1. ## Fun easy integral

This is reallyl easy if you see it

$\int_{\frac{-\pi}{2}}^{\frac{\pi}{2}}\bigg[\int\bigg[\int\bigg[\int{e^{-x^2}dx}\bigg]dx\bigg]dx\bigg]dx$

2. Originally Posted by Mathstud28
This is reallyl easy if you see it

$\int_{\frac{-\pi}{2}}^{\frac{\pi}{2}}\bigg[\int\bigg[\int\bigg[\int{e^{-x^2}dx}\bigg]dx\bigg]dx\bigg]dx$
Oh and you should put a numerical answer

Big hint^

3. Originally Posted by Mathstud28
This is reallyl easy if you see it

$\int_{\frac{-\pi}{2}}^{\frac{\pi}{2}}\bigg[\int\bigg[\int\bigg[\int{e^{-x^2}dx}\bigg]dx\bigg]dx\bigg]dx$
Come on...no one can do this?

4. ## Just a guess

Well I don't see it but I've done a similar integral once and the answer was 0 due to that the integrated function was odd and the bounds of the integral were opposed in signs. I'd like to "see" what you see... so if it's not too much asked, message me in private so others can do your integral.

5. Originally Posted by arbolis
Well I don't see it but I've done a similar integral once and the answer was 0 due to that the integrated function was odd and the bounds of the integral were opposed in signs. I'd like to "see" what you see... so if it's not too much asked, message me in private so others can do your integral.
I think you got it, I'm fairly sure that Mathstud28 expect some approach using an infinite series. I believe you need to use Taylors theorem to show that $e^{-x^2}$ can be express as a polynomial which only have even powers of x in the series. Then integrating term by term three times yields you with an polynomial with only odd power of x, hence and odd function, so the integral would be zero within those limits.

also Mathstud28 don't bump your thread constantly, its actually against the site rules.

Bobak

6. Originally Posted by bobak
I think you got it, I'm fairly sure that Mathstud28 expect some approach using an infinite series. I believe you need to use Taylors theorem to show that $e^{-x^2}$ can be express as a polynomial which only have even powers of x in the series. Then integrating term by term three times yields you with an polynomial with only odd power of x, hence and odd function, so the integral would be zero within those limits.

also Mathstud28 don't bump your thread constantly, its actually against the site rules.

Bobak
Yes you were both correct...I didnt need someone to show the erf(x) I just wanted it known that erf(x) is odd

7. "I just wanted it known that erf(x) is odd". You succeed with me... Since I almost never studied this function I didn't know that it was odd. Anyway, I believe that it wasn't that easy to see that the integral was equal to 0... If you have never done a similar exercise, then it's quite hard.
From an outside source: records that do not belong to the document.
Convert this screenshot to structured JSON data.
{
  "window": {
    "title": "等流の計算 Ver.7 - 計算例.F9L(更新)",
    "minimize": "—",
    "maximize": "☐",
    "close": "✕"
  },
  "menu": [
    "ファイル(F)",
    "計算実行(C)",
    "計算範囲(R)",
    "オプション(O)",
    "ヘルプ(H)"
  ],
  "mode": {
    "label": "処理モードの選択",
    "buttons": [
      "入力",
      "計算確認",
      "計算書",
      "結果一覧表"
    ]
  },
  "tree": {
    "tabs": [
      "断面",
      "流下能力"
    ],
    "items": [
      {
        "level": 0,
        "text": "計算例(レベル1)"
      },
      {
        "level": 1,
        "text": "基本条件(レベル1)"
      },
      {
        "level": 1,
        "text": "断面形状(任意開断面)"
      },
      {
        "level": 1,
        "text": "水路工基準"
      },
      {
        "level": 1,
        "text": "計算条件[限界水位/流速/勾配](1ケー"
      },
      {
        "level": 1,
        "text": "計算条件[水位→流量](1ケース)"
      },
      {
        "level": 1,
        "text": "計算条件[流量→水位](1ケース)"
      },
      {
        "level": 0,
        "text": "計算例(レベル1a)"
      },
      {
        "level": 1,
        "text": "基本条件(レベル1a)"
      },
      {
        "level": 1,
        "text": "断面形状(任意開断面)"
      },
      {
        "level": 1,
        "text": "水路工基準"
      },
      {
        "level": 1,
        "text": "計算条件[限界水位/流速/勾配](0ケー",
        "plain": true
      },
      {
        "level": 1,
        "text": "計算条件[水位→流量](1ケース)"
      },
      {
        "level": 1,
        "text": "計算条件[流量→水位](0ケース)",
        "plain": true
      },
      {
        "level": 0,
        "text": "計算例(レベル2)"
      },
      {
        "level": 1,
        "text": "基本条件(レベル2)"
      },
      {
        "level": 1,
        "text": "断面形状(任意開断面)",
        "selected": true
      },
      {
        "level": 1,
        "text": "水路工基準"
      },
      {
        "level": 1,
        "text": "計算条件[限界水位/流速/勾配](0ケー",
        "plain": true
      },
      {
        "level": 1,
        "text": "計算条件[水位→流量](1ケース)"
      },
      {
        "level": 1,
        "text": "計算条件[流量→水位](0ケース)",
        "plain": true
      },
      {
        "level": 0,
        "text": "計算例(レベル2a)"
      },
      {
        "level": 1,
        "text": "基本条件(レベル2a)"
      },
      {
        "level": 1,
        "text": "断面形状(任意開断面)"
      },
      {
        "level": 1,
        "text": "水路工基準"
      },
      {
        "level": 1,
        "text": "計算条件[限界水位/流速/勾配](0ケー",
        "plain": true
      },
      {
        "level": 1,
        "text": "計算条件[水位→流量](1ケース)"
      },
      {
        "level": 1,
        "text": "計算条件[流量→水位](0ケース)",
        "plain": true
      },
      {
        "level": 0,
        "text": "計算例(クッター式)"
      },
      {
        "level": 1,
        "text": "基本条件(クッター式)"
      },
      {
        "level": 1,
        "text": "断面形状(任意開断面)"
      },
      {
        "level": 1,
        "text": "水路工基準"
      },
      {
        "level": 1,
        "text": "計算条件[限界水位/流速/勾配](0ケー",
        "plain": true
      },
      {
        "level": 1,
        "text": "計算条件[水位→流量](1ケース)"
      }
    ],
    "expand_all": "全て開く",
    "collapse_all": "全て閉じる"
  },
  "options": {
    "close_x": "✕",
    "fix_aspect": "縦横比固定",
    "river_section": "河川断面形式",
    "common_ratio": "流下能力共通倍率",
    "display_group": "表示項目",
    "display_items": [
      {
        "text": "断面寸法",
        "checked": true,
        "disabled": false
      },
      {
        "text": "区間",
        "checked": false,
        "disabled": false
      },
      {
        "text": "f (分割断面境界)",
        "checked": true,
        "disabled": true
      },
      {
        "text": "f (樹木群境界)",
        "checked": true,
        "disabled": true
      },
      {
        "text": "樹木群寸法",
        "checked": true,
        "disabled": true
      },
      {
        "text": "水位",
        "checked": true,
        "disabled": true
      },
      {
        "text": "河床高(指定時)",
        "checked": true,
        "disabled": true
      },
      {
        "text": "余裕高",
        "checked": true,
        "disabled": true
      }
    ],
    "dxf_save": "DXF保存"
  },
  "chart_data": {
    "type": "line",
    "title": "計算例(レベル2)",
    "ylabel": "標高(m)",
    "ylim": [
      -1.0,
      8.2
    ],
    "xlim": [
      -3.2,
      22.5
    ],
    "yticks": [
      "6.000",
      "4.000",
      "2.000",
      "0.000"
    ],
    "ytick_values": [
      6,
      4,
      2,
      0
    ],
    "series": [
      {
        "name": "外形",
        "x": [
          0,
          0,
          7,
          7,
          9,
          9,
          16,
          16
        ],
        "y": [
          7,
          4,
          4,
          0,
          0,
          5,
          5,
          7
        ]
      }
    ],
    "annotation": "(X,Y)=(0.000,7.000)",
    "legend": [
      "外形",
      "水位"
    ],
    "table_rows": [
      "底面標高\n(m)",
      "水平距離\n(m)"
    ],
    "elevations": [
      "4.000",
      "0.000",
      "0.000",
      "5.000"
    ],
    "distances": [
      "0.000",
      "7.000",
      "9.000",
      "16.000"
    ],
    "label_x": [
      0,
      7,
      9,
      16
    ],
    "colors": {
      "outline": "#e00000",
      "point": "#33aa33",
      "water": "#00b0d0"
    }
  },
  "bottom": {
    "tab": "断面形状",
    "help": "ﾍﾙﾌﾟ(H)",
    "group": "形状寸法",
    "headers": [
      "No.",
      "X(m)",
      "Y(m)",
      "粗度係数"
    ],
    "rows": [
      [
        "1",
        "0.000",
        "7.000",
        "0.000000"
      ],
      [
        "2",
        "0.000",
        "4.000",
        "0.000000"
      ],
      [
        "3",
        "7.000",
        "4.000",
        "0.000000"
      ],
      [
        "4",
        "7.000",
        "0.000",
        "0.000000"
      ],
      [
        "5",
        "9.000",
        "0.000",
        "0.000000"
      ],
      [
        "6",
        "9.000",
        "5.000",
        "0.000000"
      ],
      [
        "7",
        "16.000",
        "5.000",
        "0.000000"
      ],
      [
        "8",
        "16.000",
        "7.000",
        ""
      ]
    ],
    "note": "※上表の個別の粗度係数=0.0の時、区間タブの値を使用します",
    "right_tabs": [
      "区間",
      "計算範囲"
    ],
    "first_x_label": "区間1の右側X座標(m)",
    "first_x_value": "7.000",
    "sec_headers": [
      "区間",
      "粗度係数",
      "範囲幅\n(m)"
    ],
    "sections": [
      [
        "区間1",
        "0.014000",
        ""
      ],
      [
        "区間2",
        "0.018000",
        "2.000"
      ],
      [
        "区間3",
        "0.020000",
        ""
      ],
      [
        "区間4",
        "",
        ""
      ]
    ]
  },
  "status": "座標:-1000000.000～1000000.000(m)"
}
8. Originally Posted by arbolis
"I just wanted it known that erf(x) is odd". You succeed with me... Since I almost never studied this function I didn't know that it was odd. Anyway, I believe that it wasn't that easy to see that the integral was equal to 0... If you have never done a similar exercise, then it's quite hard.
I dont know...maybe you are right...it seemed obvious to me...but maybe that is because I made it up haha

9. Nice one, and yes it explains all.